In a word, they are indispensable community spaces in an increasingly alienated world.
Yet, five weeks out from the disaster in Oakland, the media is rife with dismissive language, labeling the Ghost Ship fire event that was underway when the fire struck a “rave” and reenforcing the idea that such spaces are hotbeds of hedonism. Venues have been shut down by authorities across the nation – including the Bell Foundry in Baltimore, Drkmttr in Nashville, and Rhinoceropolis in Denver – depriving communities of much needed access to social and culture life.
Also under threat are the innovative living practices promoted by such spaces. Ghost Ship – like many other DIY art spaces across the country – was a “live-work” space that circumvented prohibitively high housing costs by creating a multi-purpose structure. In an era of over-development and poor space usage, these inventive community centers push boundaries and encourage us to rethink the space around us.

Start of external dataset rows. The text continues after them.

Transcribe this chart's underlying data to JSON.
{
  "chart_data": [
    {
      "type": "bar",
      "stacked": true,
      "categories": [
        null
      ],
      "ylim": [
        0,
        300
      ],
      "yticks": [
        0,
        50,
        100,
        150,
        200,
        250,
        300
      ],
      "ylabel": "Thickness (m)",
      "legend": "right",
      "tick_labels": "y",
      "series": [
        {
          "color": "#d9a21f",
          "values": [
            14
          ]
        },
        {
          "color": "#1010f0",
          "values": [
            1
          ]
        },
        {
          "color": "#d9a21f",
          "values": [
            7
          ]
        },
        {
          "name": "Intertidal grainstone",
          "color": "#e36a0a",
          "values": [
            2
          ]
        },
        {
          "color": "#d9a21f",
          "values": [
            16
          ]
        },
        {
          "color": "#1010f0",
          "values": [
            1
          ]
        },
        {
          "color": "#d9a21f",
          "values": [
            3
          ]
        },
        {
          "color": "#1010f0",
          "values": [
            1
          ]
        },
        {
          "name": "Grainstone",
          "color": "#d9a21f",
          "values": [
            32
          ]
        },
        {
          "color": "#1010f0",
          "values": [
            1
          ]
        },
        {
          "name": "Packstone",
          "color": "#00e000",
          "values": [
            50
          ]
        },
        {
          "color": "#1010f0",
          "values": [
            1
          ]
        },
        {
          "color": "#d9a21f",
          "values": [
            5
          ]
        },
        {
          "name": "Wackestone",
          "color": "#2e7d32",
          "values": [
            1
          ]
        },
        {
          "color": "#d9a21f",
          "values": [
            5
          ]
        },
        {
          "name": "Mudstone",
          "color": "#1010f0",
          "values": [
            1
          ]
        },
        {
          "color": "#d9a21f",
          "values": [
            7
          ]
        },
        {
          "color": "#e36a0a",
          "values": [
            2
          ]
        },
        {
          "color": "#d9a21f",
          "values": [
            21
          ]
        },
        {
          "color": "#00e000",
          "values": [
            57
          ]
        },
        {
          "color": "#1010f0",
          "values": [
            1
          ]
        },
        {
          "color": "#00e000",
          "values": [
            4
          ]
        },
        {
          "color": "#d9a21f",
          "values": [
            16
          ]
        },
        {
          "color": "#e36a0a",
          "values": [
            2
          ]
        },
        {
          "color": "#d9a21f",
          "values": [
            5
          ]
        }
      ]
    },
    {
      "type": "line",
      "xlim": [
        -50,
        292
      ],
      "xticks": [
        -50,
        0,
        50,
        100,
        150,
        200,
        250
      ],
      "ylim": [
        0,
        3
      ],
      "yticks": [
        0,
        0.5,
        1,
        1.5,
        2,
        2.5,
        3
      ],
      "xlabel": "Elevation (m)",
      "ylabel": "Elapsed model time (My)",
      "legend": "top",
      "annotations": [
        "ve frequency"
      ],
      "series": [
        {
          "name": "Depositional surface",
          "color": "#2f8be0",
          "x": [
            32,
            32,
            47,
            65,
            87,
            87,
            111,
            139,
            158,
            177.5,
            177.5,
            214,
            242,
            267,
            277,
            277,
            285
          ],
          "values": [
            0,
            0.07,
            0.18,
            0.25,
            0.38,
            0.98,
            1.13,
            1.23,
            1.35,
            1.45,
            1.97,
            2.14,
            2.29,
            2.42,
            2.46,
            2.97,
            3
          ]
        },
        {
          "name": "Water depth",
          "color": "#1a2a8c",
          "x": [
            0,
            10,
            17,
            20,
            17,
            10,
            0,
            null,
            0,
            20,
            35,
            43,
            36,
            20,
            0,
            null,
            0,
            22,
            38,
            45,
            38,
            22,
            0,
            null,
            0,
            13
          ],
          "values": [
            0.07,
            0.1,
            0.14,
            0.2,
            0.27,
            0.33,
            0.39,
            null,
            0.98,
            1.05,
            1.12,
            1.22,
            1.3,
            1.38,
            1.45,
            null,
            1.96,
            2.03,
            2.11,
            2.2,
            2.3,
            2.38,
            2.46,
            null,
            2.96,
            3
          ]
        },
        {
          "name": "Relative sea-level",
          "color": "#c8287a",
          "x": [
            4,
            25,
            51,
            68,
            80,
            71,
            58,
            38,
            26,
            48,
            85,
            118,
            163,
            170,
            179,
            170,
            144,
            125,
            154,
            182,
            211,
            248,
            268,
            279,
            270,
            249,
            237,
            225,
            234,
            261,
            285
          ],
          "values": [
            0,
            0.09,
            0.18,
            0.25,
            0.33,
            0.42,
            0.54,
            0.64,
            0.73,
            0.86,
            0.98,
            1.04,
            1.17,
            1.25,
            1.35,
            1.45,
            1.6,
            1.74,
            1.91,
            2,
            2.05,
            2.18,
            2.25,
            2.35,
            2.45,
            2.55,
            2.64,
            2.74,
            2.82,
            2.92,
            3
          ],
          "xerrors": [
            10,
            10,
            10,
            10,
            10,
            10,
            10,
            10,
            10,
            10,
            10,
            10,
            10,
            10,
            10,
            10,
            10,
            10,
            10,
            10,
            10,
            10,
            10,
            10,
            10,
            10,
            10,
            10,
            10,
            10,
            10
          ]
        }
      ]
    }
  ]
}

The issue often revolves around proper safety conditions being met (which can be prohibitively expensive for non-profit generating DIY spaces) and zoning laws. If city authorities can acknowledge how such spaces contribute to the local creative economy, they can surely construct innovative laws and reach out to such spaces to ensure that safety conditions are met, neighborhoods near such venues do not experience undo stress, and the spaces can go on being safe havens for the diversity that makes city life worthwhile and enriching.
Another factor that should encourage authorities to take a proactive, pro-social approach to DIY art spaces is that the anti-DIY backlash following the Ghost Sip fire has given breathing room for the racist far-right, which has lashed out at these decidedly pro-social environments, using hotlines to report them and compiling lists on websites such as 4chan.
An original post on 4chan – a popular online destination for the “alt-right” – was quite blunt:
These places are open hotbeds of liberal radicalism and degeneracy and now YOU can stop them by reporting all such places you may be or may become aware of to the authorities, specifically the local fire marshel [sic].
When neo-nazi sympathizers see an avenue for marginalizing vulnerable groups of people, it is a responsibility of public leaders to step up. These spaces are more important than ever considering the social climate we inhabit. Thoughtful city officials across the nation should take note and support DIY art spaces instead of criminalizing them.